Writing with Earth’s Elements: Part II – The Fire of Treatise
- Seeds For Thought
- May 13, 2020
- 2 min read

The heat of fire is energy, the spark of fire is ignition and the flame of fire is transformation. Words are capable of all of these things; of energizing cultural movements, of igniting revolutions and of transforming societal structures. And treatise is often the vehicle for these kinds of words.
The Renaissance was a cultural movement responsible for massive changes in the arts, sciences and philosophies of the 15th and 16th centuries. Concepts such as diplomacy and inductive reasoning had their birth during the Renaissance. Practical tools – accounting, the printing press and others came into being in that time period. And geniuses such as Galileo, called the “father of modern science,” and Da Vinci who conceived of the inconceivable, such as plate tectonics theory and many other inventive concepts, brought astounding new thought into the arena of public discourse.
The energy that gave sustenance to this movement came, in large part, through a treatise known by some as the “Manifesto of the Italian Renaissance,” the “Oration on the Dignity of Man,” written by Pico Della Mirandola. Mirandola’s treatise focused on human potential and the quest for knowledge. As these concepts were steeped in the culture they became the fuel for the massive cultural movement of the Renaissance, the currents of which are still with us.
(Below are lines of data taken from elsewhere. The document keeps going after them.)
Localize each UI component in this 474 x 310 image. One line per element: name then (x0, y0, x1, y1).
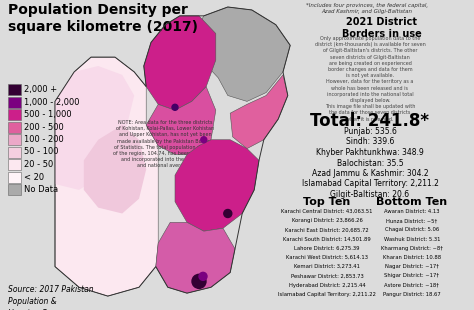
Text: 2,000 +: 2,000 + (24, 85, 57, 94)
Text: Top Ten: Top Ten (303, 197, 351, 207)
Polygon shape (146, 87, 216, 154)
Bar (8, 159, 21, 170)
Text: 50 - 100: 50 - 100 (24, 148, 58, 157)
Bar (8, 96, 21, 108)
Text: Shigar District: ~17†: Shigar District: ~17† (384, 273, 439, 278)
Bar (8, 134, 21, 145)
Bar (8, 147, 21, 157)
Text: Karachi West District: 5,614.13: Karachi West District: 5,614.13 (286, 255, 368, 260)
Text: 100 - 200: 100 - 200 (24, 135, 64, 144)
Text: Islamabad Capital Territory: 2,211.2: Islamabad Capital Territory: 2,211.2 (301, 179, 438, 188)
Text: Islamabad Capital Territory: 2,211.22: Islamabad Capital Territory: 2,211.22 (278, 292, 376, 297)
Text: 200 - 500: 200 - 500 (24, 122, 64, 131)
Text: 1,000 - 2,000: 1,000 - 2,000 (24, 98, 80, 107)
Text: No Data: No Data (24, 185, 58, 194)
Bar (8, 84, 21, 95)
Text: Lahore District: 6,275.39: Lahore District: 6,275.39 (294, 246, 360, 251)
Bar (8, 122, 21, 132)
Text: Gilgit-Baltistan: 20.6: Gilgit-Baltistan: 20.6 (330, 190, 410, 199)
Text: Nagar District: ~17†: Nagar District: ~17† (385, 264, 439, 269)
Text: 20 - 50: 20 - 50 (24, 160, 53, 169)
Text: Total: 241.8*: Total: 241.8* (310, 112, 429, 130)
Text: Sindh: 339.6: Sindh: 339.6 (346, 138, 394, 147)
Text: Peshawar District: 2,853.73: Peshawar District: 2,853.73 (291, 273, 364, 278)
Circle shape (172, 104, 178, 110)
Text: Khyber Pakhtunkhwa: 348.9: Khyber Pakhtunkhwa: 348.9 (316, 148, 424, 157)
Polygon shape (175, 140, 259, 231)
Text: Hunza District: ~5†: Hunza District: ~5† (386, 218, 438, 223)
Polygon shape (230, 75, 288, 148)
Text: Karachi South District: 14,501.89: Karachi South District: 14,501.89 (283, 237, 371, 241)
Text: Punjab: 535.6: Punjab: 535.6 (344, 127, 396, 136)
Text: 2021 District
Borders in use: 2021 District Borders in use (342, 17, 422, 39)
Text: Only approximate population data to the
district (km-thousands) is available for: Only approximate population data to the … (315, 36, 425, 122)
Text: Balochistan: 35.5: Balochistan: 35.5 (337, 158, 403, 167)
Bar (8, 171, 21, 183)
Polygon shape (194, 7, 290, 101)
Polygon shape (156, 222, 235, 293)
Text: *Includes four provinces, the federal capital,
Azad Kashmir, and Gilgi-Baltistan: *Includes four provinces, the federal ca… (306, 3, 428, 14)
Bar (8, 109, 21, 120)
Text: Kemari District: 3,273.41: Kemari District: 3,273.41 (294, 264, 360, 269)
Text: Korangi District: 23,866.26: Korangi District: 23,866.26 (292, 218, 363, 223)
Polygon shape (55, 57, 158, 296)
Text: Pangur District: 18.67: Pangur District: 18.67 (383, 292, 441, 297)
Text: Astore District: ~18†: Astore District: ~18† (384, 283, 439, 288)
Text: Kharan District: 10.88: Kharan District: 10.88 (383, 255, 441, 260)
Text: Awaran District: 4.13: Awaran District: 4.13 (384, 209, 440, 214)
Polygon shape (55, 66, 134, 190)
Text: Population Density per
square kilometre (2017): Population Density per square kilometre … (8, 3, 198, 34)
Text: 500 - 1,000: 500 - 1,000 (24, 110, 72, 119)
Text: Kharmang District: ~8†: Kharmang District: ~8† (381, 246, 443, 251)
Circle shape (199, 272, 207, 280)
Bar (8, 184, 21, 195)
Text: Chagai District: 5.06: Chagai District: 5.06 (385, 228, 439, 232)
Circle shape (192, 274, 206, 288)
Text: Karachi East District: 20,685.72: Karachi East District: 20,685.72 (285, 228, 369, 232)
Text: < 20: < 20 (24, 172, 44, 181)
Text: Washuk District: 5.31: Washuk District: 5.31 (384, 237, 440, 241)
Text: Karachi Central District: 43,063.51: Karachi Central District: 43,063.51 (281, 209, 373, 214)
Text: Azad Jammu & Kashmir: 304.2: Azad Jammu & Kashmir: 304.2 (312, 169, 428, 178)
Polygon shape (84, 125, 146, 214)
Text: Source: 2017 Pakistan
Population &
Housing Census: Source: 2017 Pakistan Population & Housi… (8, 285, 94, 310)
Circle shape (224, 210, 232, 218)
Polygon shape (144, 16, 216, 110)
Text: Bottom Ten: Bottom Ten (376, 197, 447, 207)
Text: Hyderabad District: 2,215.44: Hyderabad District: 2,215.44 (289, 283, 365, 288)
Circle shape (201, 137, 207, 143)
Text: NOTE: Area data for the three districts
of Kohistan, Kolai-Pallas, Lower Kohista: NOTE: Area data for the three districts … (113, 120, 217, 168)
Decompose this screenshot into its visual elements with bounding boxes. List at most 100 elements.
The Declaration of Independence is the treatise that sparked a revolution and that brought our country to birth.
When in the course of human events, it becomes necessary for one people to dissolve the political bands which have connected them with another…
…We hold these truths to be self-evident, that all men are created equal, that they are endowed by their Creator with certain unalienable rights…
…these United Colonies are, and of Right ought to be Free and Independent States…
These words of reasoning are animated by passion. They were born in a crucible of suffering. After more than a year of war with Great Britain, and after numerous unsuccessful efforts to secure fundamental rights, a fire had been sparked.
In the 1950’s and 60’s the unrelenting narratives of Dr. Martin Luther King Jr. were like a flame, beginning the transformation of the societal structures in our country and particularly in the Southern States. Those narratives, in large part, are embodied in “The Letter from a Birmingham Jail.” It is summarized in the article of the same name in Wikipedia in this way: “Altogether, King’s letter was a powerful defense of the motivations, tactics, and goals of the Birmingham campaign and the Civil Rights Movement more generally.”
These are the words, this is the treatise, that brought transformation.
A treatise is a place where the strange bedfellows of passion and logic come together to create the things of dreams. England’s Magna Carta, Luther’s Ninety-Five Theses, Gandhi’s own life which was a treatise in itself and his words, Nelson Mandela’s “I Am Prepared to Die” speech, all of these words and others like them are reason on fire.
Where do reason and passion come together for you?